The thing is that this is the problem. London isn't so much overheating as burning to a cinder, at least in housing terms. Yet the Mayor smiles saying, 'we won't touch the Green Belt, heavens no, that might cost me votes'. And the result of this is what geographers, Joel Kotkin and Wendell Cox call a "playground for elites":
Once exemplars of middle-class advancement, most major American cities are now typified by a “barbell economy,” divided between well-paid professionals and lower-paid service workers. As early as the 1970s, notes the Brookings Institution, middle-income neighborhoods began to shrink more dramatically in inner cities than anywhere else—and the phenomenon has continued.

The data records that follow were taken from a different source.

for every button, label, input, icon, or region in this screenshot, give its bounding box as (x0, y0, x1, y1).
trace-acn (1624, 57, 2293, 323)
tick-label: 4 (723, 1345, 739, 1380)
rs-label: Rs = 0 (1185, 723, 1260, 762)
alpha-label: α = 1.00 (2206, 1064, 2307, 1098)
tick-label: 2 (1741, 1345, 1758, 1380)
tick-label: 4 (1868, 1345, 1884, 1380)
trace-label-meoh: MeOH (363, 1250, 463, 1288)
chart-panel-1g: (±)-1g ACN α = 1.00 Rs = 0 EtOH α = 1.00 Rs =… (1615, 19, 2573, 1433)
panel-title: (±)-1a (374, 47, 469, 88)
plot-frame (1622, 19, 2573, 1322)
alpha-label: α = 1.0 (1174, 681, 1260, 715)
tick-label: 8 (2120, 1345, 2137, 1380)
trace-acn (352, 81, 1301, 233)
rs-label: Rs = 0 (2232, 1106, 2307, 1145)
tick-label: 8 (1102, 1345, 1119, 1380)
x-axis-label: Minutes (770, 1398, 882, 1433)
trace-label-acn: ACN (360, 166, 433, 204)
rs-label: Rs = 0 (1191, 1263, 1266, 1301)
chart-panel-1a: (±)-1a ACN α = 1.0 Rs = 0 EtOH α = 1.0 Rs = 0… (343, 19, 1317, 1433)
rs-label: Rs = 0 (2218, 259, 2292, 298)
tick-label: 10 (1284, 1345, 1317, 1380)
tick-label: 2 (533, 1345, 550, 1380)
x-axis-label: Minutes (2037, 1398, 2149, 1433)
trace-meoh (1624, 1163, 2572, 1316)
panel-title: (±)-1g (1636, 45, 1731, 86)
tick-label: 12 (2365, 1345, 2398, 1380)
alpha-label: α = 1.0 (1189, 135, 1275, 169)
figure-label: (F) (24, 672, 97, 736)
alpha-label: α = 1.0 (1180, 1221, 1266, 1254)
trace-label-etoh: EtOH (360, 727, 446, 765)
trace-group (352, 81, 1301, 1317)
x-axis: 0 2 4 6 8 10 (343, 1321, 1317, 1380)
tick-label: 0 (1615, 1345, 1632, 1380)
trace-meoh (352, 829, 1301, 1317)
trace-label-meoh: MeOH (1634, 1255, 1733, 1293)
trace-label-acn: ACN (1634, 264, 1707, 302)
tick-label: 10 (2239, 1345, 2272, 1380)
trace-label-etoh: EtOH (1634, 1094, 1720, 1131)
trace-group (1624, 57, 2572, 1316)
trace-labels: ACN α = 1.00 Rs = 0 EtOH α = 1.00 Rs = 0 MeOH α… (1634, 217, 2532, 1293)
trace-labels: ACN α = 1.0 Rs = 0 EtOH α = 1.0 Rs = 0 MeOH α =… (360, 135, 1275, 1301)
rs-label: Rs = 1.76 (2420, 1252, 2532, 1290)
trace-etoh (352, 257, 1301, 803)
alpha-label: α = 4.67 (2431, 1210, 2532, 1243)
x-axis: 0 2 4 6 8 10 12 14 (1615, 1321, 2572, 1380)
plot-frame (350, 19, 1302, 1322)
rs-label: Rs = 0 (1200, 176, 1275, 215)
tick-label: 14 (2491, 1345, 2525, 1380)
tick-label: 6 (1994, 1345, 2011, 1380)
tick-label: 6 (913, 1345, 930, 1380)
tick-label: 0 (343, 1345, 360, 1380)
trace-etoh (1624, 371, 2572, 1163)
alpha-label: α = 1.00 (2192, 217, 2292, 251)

Today, in virtually all U.S. metro areas, the inner cores are more unequal than their corresponding suburbs, observes geographer Daniel Herz.For London, the sort of middle income places I was brought up in (Addiscombe between Beckenham and Croydon) aren't really middle income places these days. The cramped - for a family of six large and loud people - three-bed semi we lived in would now sell for £400,000 or more, way beyond the means of the sort of people doing a middling sort of job in an insurance company like my Dad did back in the 1960s. These days, couples like my Mum and Dad aren't having families in London because they can't afford it.

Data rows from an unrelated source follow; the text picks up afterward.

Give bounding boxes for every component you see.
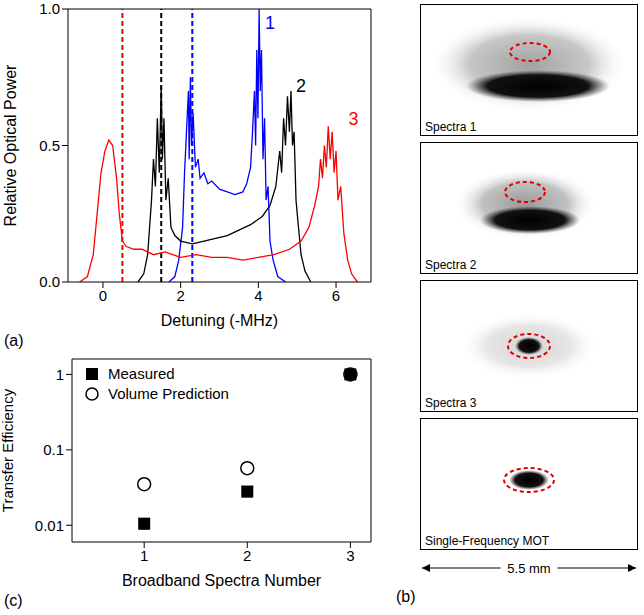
svg-text:2: 2 (296, 76, 306, 96)
html-text:(a): (a) (4, 332, 24, 349)
html-text:(c): (c) (4, 592, 23, 609)
svg-text:0.5: 0.5 (39, 137, 60, 154)
svg-text:1: 1 (56, 366, 64, 383)
svg-text:Transfer Efficiency: Transfer Efficiency (0, 388, 16, 512)
svg-text:Spectra 2: Spectra 2 (425, 258, 477, 272)
html-text:Measured: Measured (108, 365, 175, 382)
svg-text:0.1: 0.1 (43, 441, 64, 458)
svg-text:Spectra 1: Spectra 1 (425, 120, 477, 134)
svg-text:2: 2 (176, 287, 184, 304)
svg-text:4: 4 (254, 287, 262, 304)
svg-text:6: 6 (332, 287, 340, 304)
svg-text:0.01: 0.01 (35, 517, 64, 534)
svg-text:1: 1 (140, 547, 148, 564)
svg-text:1: 1 (265, 13, 275, 33)
svg-text:0.0: 0.0 (39, 273, 60, 290)
svg-text:Detuning (-MHz): Detuning (-MHz) (161, 312, 278, 329)
svg-text:Spectra 3: Spectra 3 (425, 396, 477, 410)
html-text:Volume Prediction: Volume Prediction (108, 385, 229, 402)
svg-text:Relative Optical Power: Relative Optical Power (2, 64, 19, 227)
svg-text:2: 2 (243, 547, 251, 564)
svg-text:5.5 mm: 5.5 mm (507, 561, 550, 576)
svg-text:Single-Frequency MOT: Single-Frequency MOT (425, 534, 550, 548)
svg-text:3: 3 (346, 547, 354, 564)
svg-text:0: 0 (99, 287, 107, 304)
svg-text:Broadband Spectra Number: Broadband Spectra Number (122, 572, 322, 589)
svg-text:1.0: 1.0 (39, 0, 60, 17)
svg-text:3: 3 (349, 109, 359, 129)
html-text:(b): (b) (396, 588, 416, 605)
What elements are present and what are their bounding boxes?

What London's Mayor doesn't understand (something he shares with his left of centre mayoral colleagues in Barcelona, New York and San Francisco) is that the policies he thinks, to use a Blairite term, triangulate between the need for housing and the NIMBYs are the very policies that create the rising prices and rising rents, that make for that "barbell economy", and that make a place like London increasingly dysfunctional. Urban containment - zoning restrictions, densification, focus on what the Yanks call transit loci - is the problem not the solution. It's sustained by the fact that those childless younger people having fun in the city can't understand that their loud, brash and busy lives are a fin de siècle.
The suburbs, consigned to the dustbin of history by many urban boosters, have rebounded from the Great Recession. Demographer Jed Kolko, analyzing the most recent census numbers, suggests that most big cities’ population growth now lags their suburbs, which have accounted for over 80 percent of metropolitan expansion since 2011. Even where the urban-core renaissance has been strongest, ominous signs abound.For London, those suburbs are no longer Grove Park, Eltham or Chiswick but Milton Keynes, Ashford, Basingstoke and Reading. And:
Nearly 80 percent of all job growth since 2010 has occurred in suburbs and exurbs (see chart, page 45). Most tech growth takes place not in the urban core, as widely suggested, but in dispersed urban environments, from Silicon Valley to Austin to Raleigh. Despite the much-ballyhooed shift in small executive headquarters to some core cities, the most rapid expansion of professional business-service employment continues to happen largely in low-density metropolitan areas...Put simply, failing to grasp the urban containment nettle will be fine for London short to medium term - it has the advantage of being the world's top financial centre and having the UK government (sort of New York and Washington combined) - but not facing up to this problem will do just what Kotkin and Cox describe in New York, Seattle and San Francisco, create a playground for the rich elite serviced by a low paid population living in a city they can't afford.